If an approval is required, say so plainly under Approval Required Before Execution.
Sub-Agent Use
If sub-agents are available and the platform or user allows delegation:
- Use references/subagent-orchestration.md.
- Keep one canonical intake record and one canonical document map.
- Delegate bounded tasks such as playbook normalization, clause extraction, redline drafting, or QA.

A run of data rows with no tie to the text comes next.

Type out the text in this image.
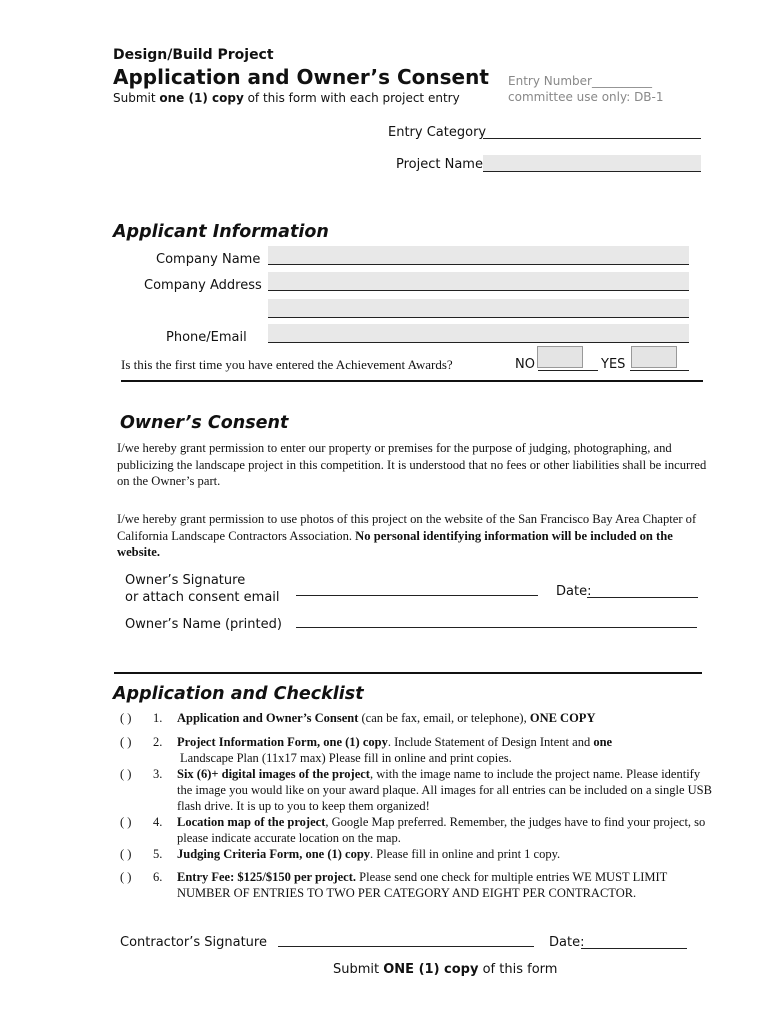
Design/Build Project
Application and Owner’s Consent
Submit one (1) copy of this form with each project entry
Entry Number__________
committee use only: DB-1
Entry Category
Project Name
Applicant Information
Company Name
Company Address
Phone/Email
Is this the first time you have entered the Achievement Awards?	NO	YES
Owner’s Consent
I/we hereby grant permission to enter our property or premises for the purpose of judging, photographing, and publicizing the landscape project in this competition. It is understood that no fees or other liabilities shall be incurred on the Owner’s part.
I/we hereby grant permission to use photos of this project on the website of the San Francisco Bay Area Chapter of California Landscape Contractors Association. No personal identifying information will be included on the website.
Owner’s Signature
or attach consent email	Date:
Owner’s Name (printed)
Application and Checklist
( ) 1. Application and Owner’s Consent (can be fax, email, or telephone), ONE COPY
( ) 2. Project Information Form, one (1) copy. Include Statement of Design Intent and one
Landscape Plan (11x17 max) Please fill in online and print copies.
( ) 3. Six (6)+ digital images of the project, with the image name to include the project name. Please identify the image you would like on your award plaque. All images for all entries can be included on a single USB flash drive. It is up to you to keep them organized!
( ) 4. Location map of the project, Google Map preferred. Remember, the judges have to find your project, so please indicate accurate location on the map.
( ) 5. Judging Criteria Form, one (1) copy. Please fill in online and print 1 copy.
( ) 6. Entry Fee: $125/$150 per project. Please send one check for multiple entries WE MUST LIMIT NUMBER OF ENTRIES TO TWO PER CATEGORY AND EIGHT PER CONTRACTOR.
Contractor’s Signature	Date:
Submit ONE (1) copy of this form
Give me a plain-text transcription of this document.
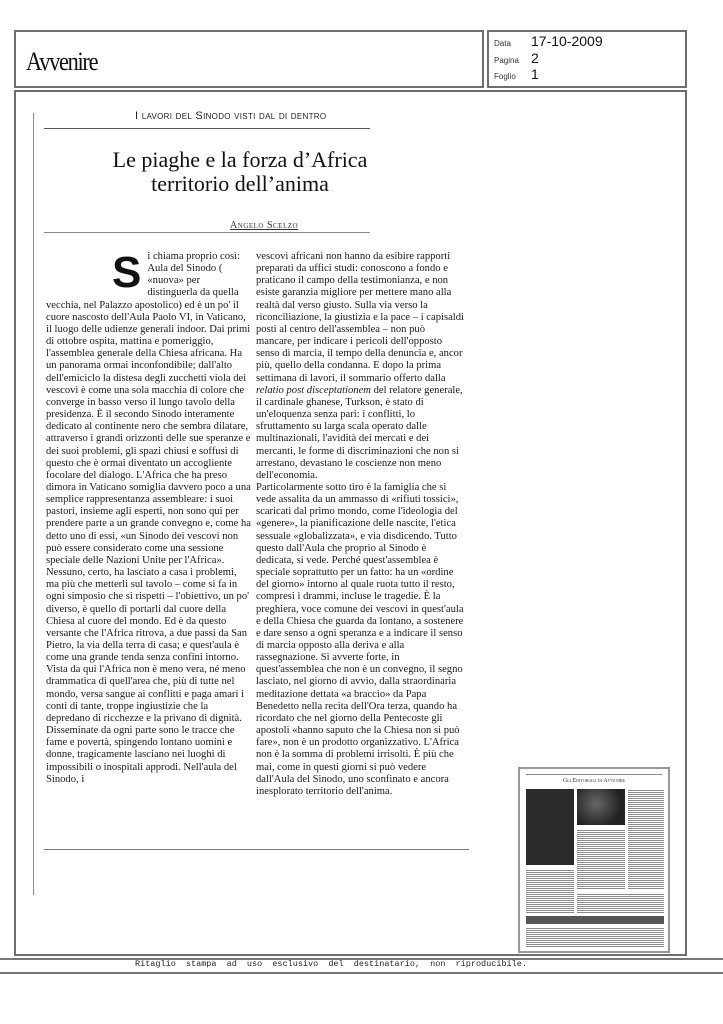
Avvenire
Data 17-10-2009
Pagina 2
Foglio 1
I lavori del Sinodo visti dal di dentro
Le piaghe e la forza d’Africa
territorio dell’anima
Angelo Scelzo
S i chiama proprio così: Aula del Sinodo ( «nuova» per distinguerla da quella vecchia, nel Palazzo apostolico) ed è un po' il cuore nascosto dell'Aula Paolo VI, in Vaticano, il luogo delle udienze generali indoor. Dai primi di ottobre ospita, mattina e pomeriggio, l'assemblea generale della Chiesa africana. Ha un panorama ormai inconfondibile; dall'alto dell'emiciclo la distesa degli zucchetti viola dei vescovi è come una sola macchia di colore che converge in basso verso il lungo tavolo della presidenza. È il secondo Sinodo interamente dedicato al continente nero che sembra dilatare, attraverso i grandi orizzonti delle sue speranze e dei suoi problemi, gli spazi chiusi e soffusi di questo che è ormai diventato un accogliente focolare del dialogo. L'Africa che ha preso dimora in Vaticano somiglia davvero poco a una semplice rappresentanza assembleare: i suoi pastori, insieme agli esperti, non sono qui per prendere parte a un grande convegno e, come ha detto uno di essi, «un Sinodo dei vescovi non può essere considerato come una sessione speciale delle Nazioni Unite per l'Africa». Nessuno, certo, ha lasciato a casa i problemi, ma più che metterli sul tavolo – come si fa in ogni simposio che si rispetti – l'obiettivo, un po' diverso, è quello di portarli dal cuore della Chiesa al cuore del mondo. Ed è da questo versante che l'Africa ritrova, a due passi da San Pietro, la via della terra di casa; e quest'aula è come una grande tenda senza confini intorno. Vista da qui l'Africa non è meno vera, né meno drammatica di quell'area che, più di tutte nel mondo, versa sangue ai conflitti e paga amari i conti di tante, troppe ingiustizie che la depredano di ricchezze e la privano di dignità. Disseminate da ogni parte sono le tracce che fame e povertà, spingendo lontano uomini e donne, tragicamente lasciano nei luoghi di impossibili o inospitali approdi. Nell'aula del Sinodo, i

vescovi africani non hanno da esibire rapporti preparati da uffici studi: conoscono a fondo e praticano il campo della testimonianza, e non esiste garanzia migliore per mettere mano alla realtà dal verso giusto. Sulla via verso la riconciliazione, la giustizia e la pace – i capisaldi posti al centro dell'assemblea – non può mancare, per indicare i pericoli dell'opposto senso di marcia, il tempo della denuncia e, ancor più, quello della condanna. E dopo la prima settimana di lavori, il sommario offerto dalla relatio post disceptationem del relatore generale, il cardinale ghanese, Turkson, è stato di un'eloquenza senza pari: i conflitti, lo sfruttamento su larga scala operato dalle multinazionali, l'avidità dei mercati e dei mercanti, le forme di discriminazioni che non si arrestano, devastano le coscienze non meno dell'economia.

Particolarmente sotto tiro è la famiglia che si vede assalita da un ammasso di «rifiuti tossici», scaricati dal primo mondo, come l'ideologia del «genere», la pianificazione delle nascite, l'etica sessuale «globalizzata», e via disdicendo. Tutto questo dall'Aula che proprio al Sinodo è dedicata, si vede. Perché quest'assemblea è speciale soprattutto per un fatto: ha un «ordine del giorno» intorno al quale ruota tutto il resto, compresi i drammi, incluse le tragedie. È la preghiera, voce comune dei vescovi in quest'aula e della Chiesa che guarda da lontano, a sostenere e dare senso a ogni speranza e a indicare il senso di marcia opposto alla deriva e alla rassegnazione. Si avverte forte, in quest'assemblea che non è un convegno, il segno lasciato, nel giorno di avvio, dalla straordinaria meditazione dettata «a braccio» da Papa Benedetto nella recita dell'Ora terza, quando ha ricordato che nel giorno della Pentecoste gli apostoli «hanno saputo che la Chiesa non si può fare», non è un prodotto organizzativo. L'Africa non è la somma di problemi irrisolti. È più che mai, come in questi giorni si può vedere dall'Aula del Sinodo, uno sconfinato e ancora inesplorato territorio dell'anima.

Gli Editoriali di Avvenire
Ritaglio stampa ad uso esclusivo del destinatario, non riproducibile.
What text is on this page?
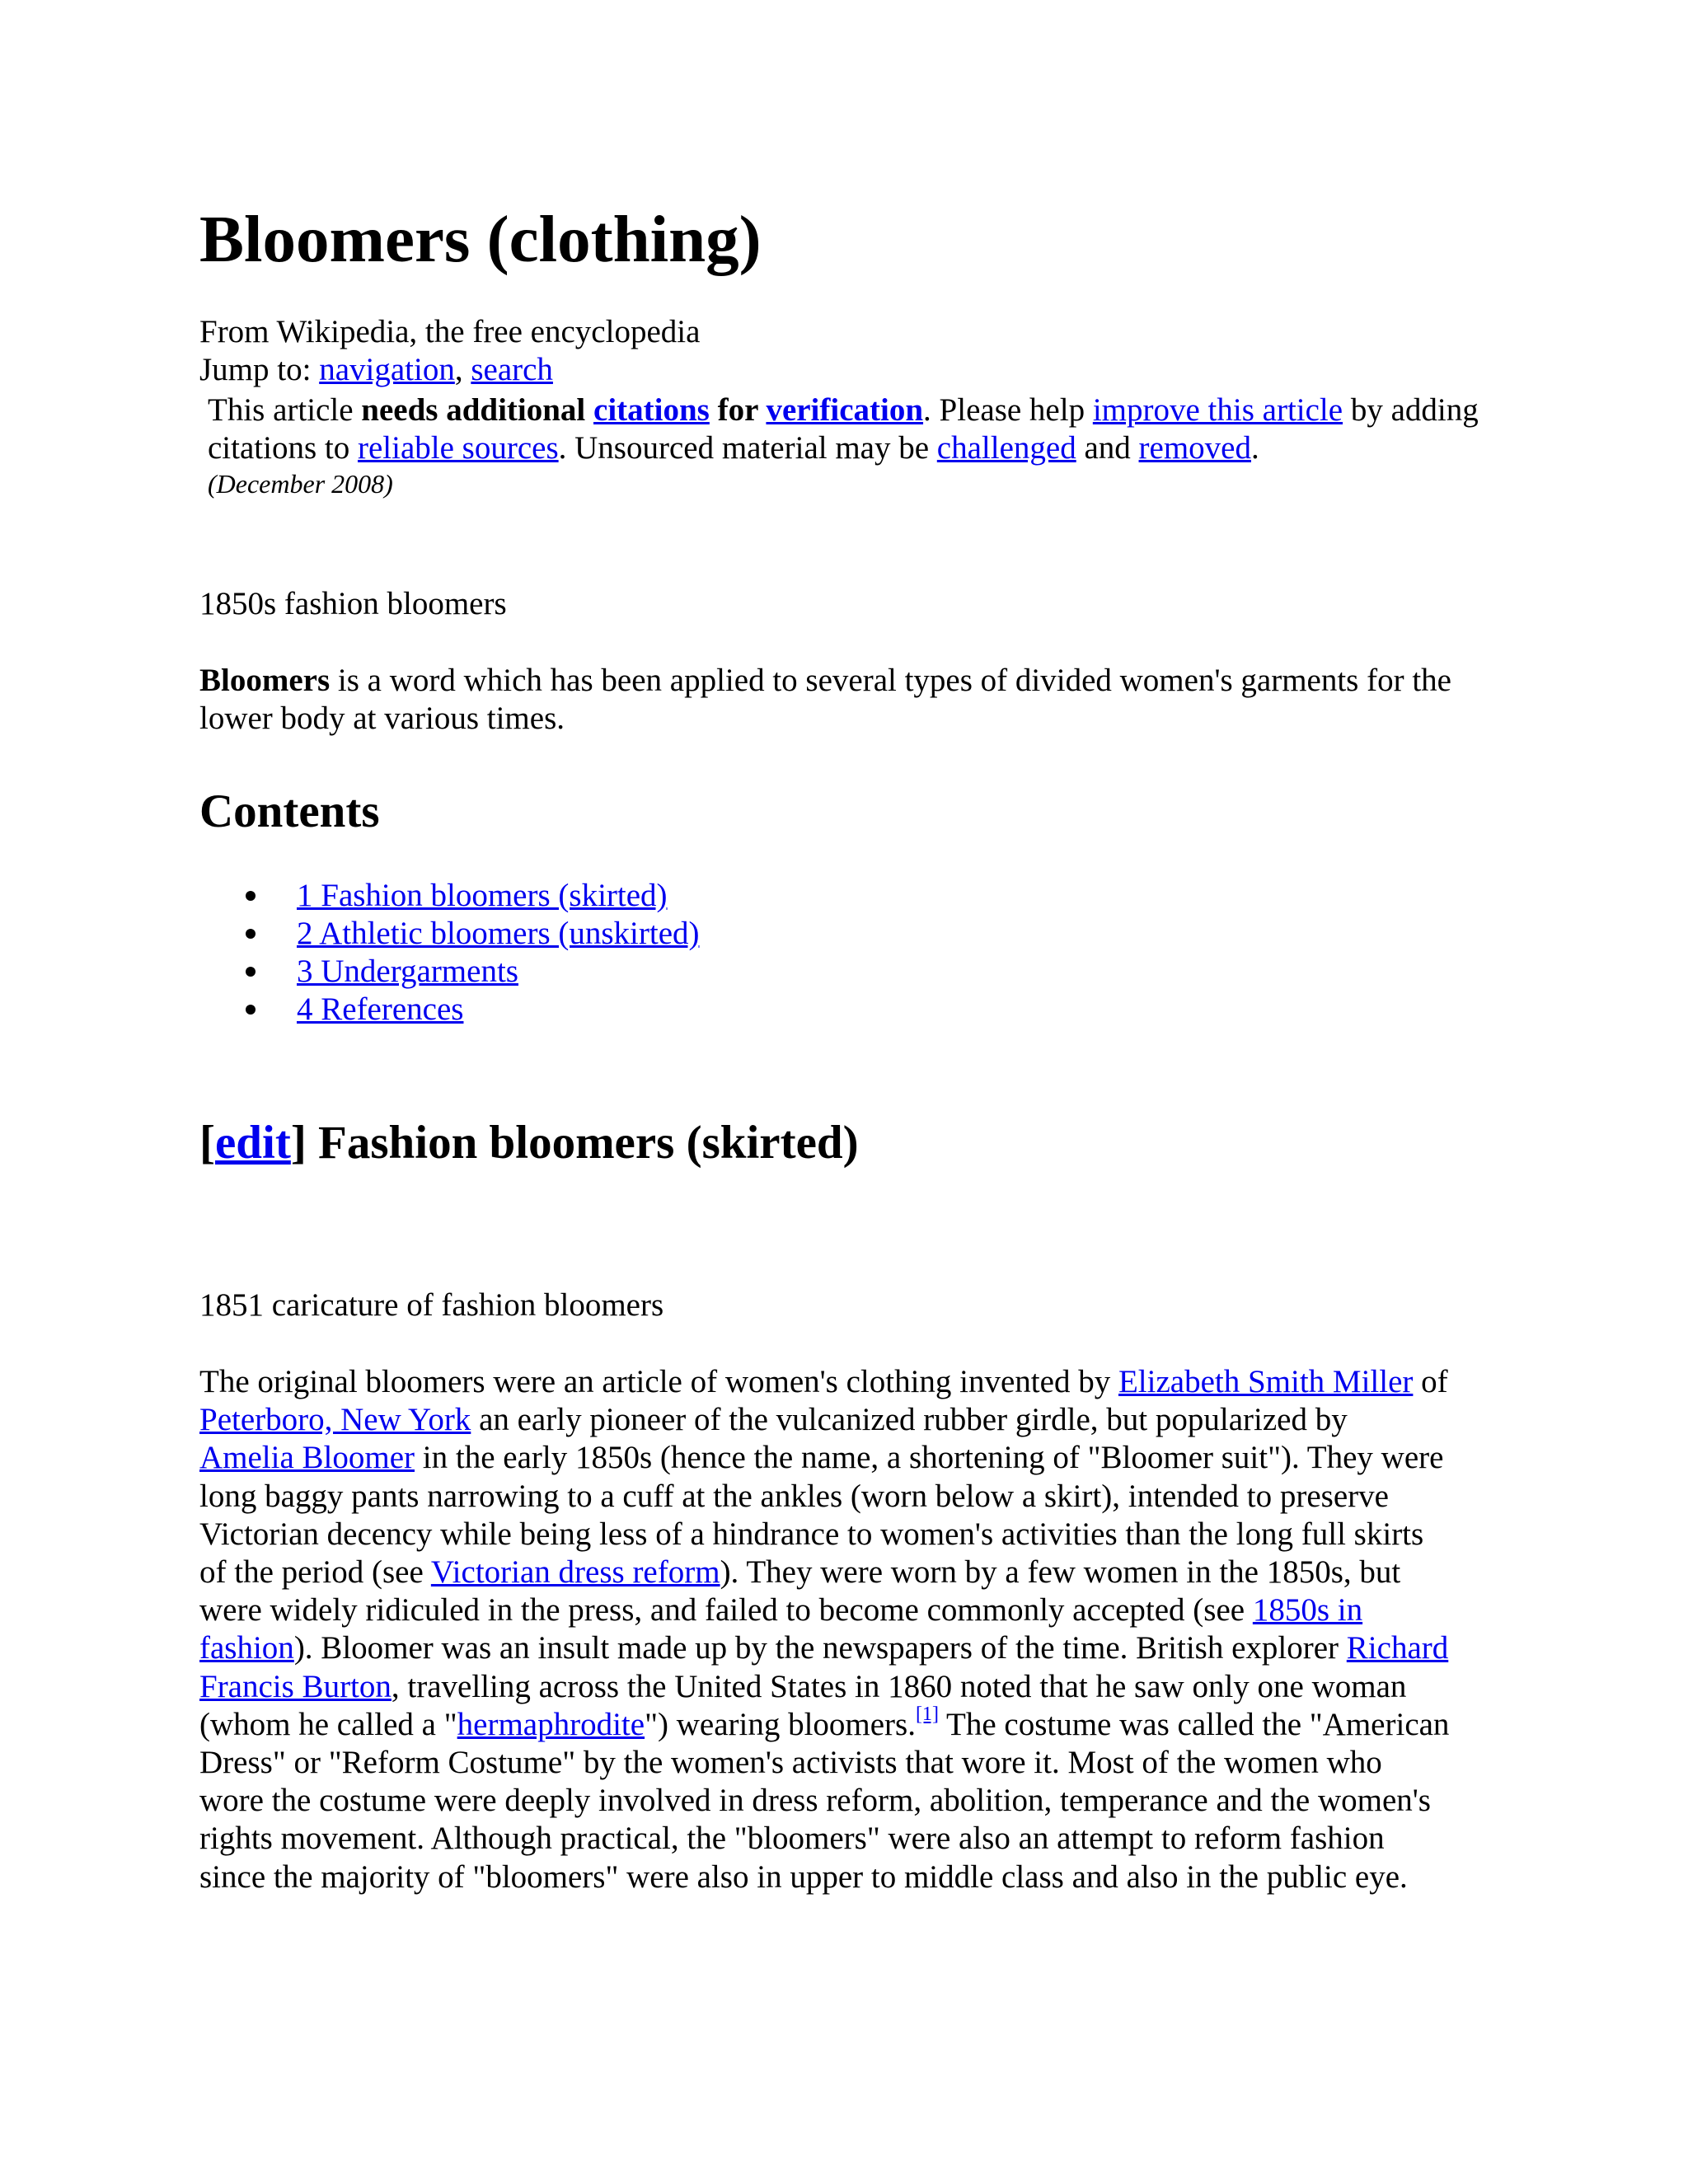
Bloomers (clothing)
From Wikipedia, the free encyclopedia
Jump to: navigation, search
This article needs additional citations for verification. Please help improve this article by adding citations to reliable sources. Unsourced material may be challenged and removed.
(December 2008)
1850s fashion bloomers
Bloomers is a word which has been applied to several types of divided women's garments for the
lower body at various times.
Contents
1 Fashion bloomers (skirted)
2 Athletic bloomers (unskirted)
3 Undergarments
4 References
[edit] Fashion bloomers (skirted)
1851 caricature of fashion bloomers
The original bloomers were an article of women's clothing invented by Elizabeth Smith Miller of
Peterboro, New York an early pioneer of the vulcanized rubber girdle, but popularized by
Amelia Bloomer in the early 1850s (hence the name, a shortening of "Bloomer suit"). They were
long baggy pants narrowing to a cuff at the ankles (worn below a skirt), intended to preserve
Victorian decency while being less of a hindrance to women's activities than the long full skirts
of the period (see Victorian dress reform). They were worn by a few women in the 1850s, but
were widely ridiculed in the press, and failed to become commonly accepted (see 1850s in
fashion). Bloomer was an insult made up by the newspapers of the time. British explorer Richard
Francis Burton, travelling across the United States in 1860 noted that he saw only one woman
(whom he called a "hermaphrodite") wearing bloomers.[1] The costume was called the "American
Dress" or "Reform Costume" by the women's activists that wore it. Most of the women who
wore the costume were deeply involved in dress reform, abolition, temperance and the women's
rights movement. Although practical, the "bloomers" were also an attempt to reform fashion
since the majority of "bloomers" were also in upper to middle class and also in the public eye.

- Do not delegate final legal judgment without integrating the results yourself.
Workflow Actions
For operational contract work, always determine the next step:
- approve for signature
- request missing documents
- send for legal revision
- route to privacy, security, finance, procurement, product, compliance, insurance, or executive review
- prepare counterparty redline packet
- prepare internal summary or approval memo
- open research follow-up
- move contract to signature-ready
Represent that next step in both prose and the machine-readable action schema.
Quality Bar
This skill should outperform generic contract-review prompts by enforcing:
- Persistent workspace setup and reusable memory
- Workflow-state awareness across the contract lifecycle
- Structured intake instead of ad hoc context gathering
- A normalized playbook rather than loose intuition
- Role-aware priority weighting rather than static issue lists
- Controlled sub-agent parallelization where allowed
- Reusable filesystem artifacts for each contract
- Approved MCP connector usage with provenance and source controls
- Machine-readable action outputs for automation
- Explicit human approval gates before external actions
- Research and drafting modes tied to the contract workflow
- Automation metrics that expose bottlenecks and cycle time
- Failure-mode sweeps before final output
- QA gates and benchmark scoring before answer delivery
- Cross-functional approval routing, not just legal issue spotting
If those controls are absent from the work product, the review is incomplete.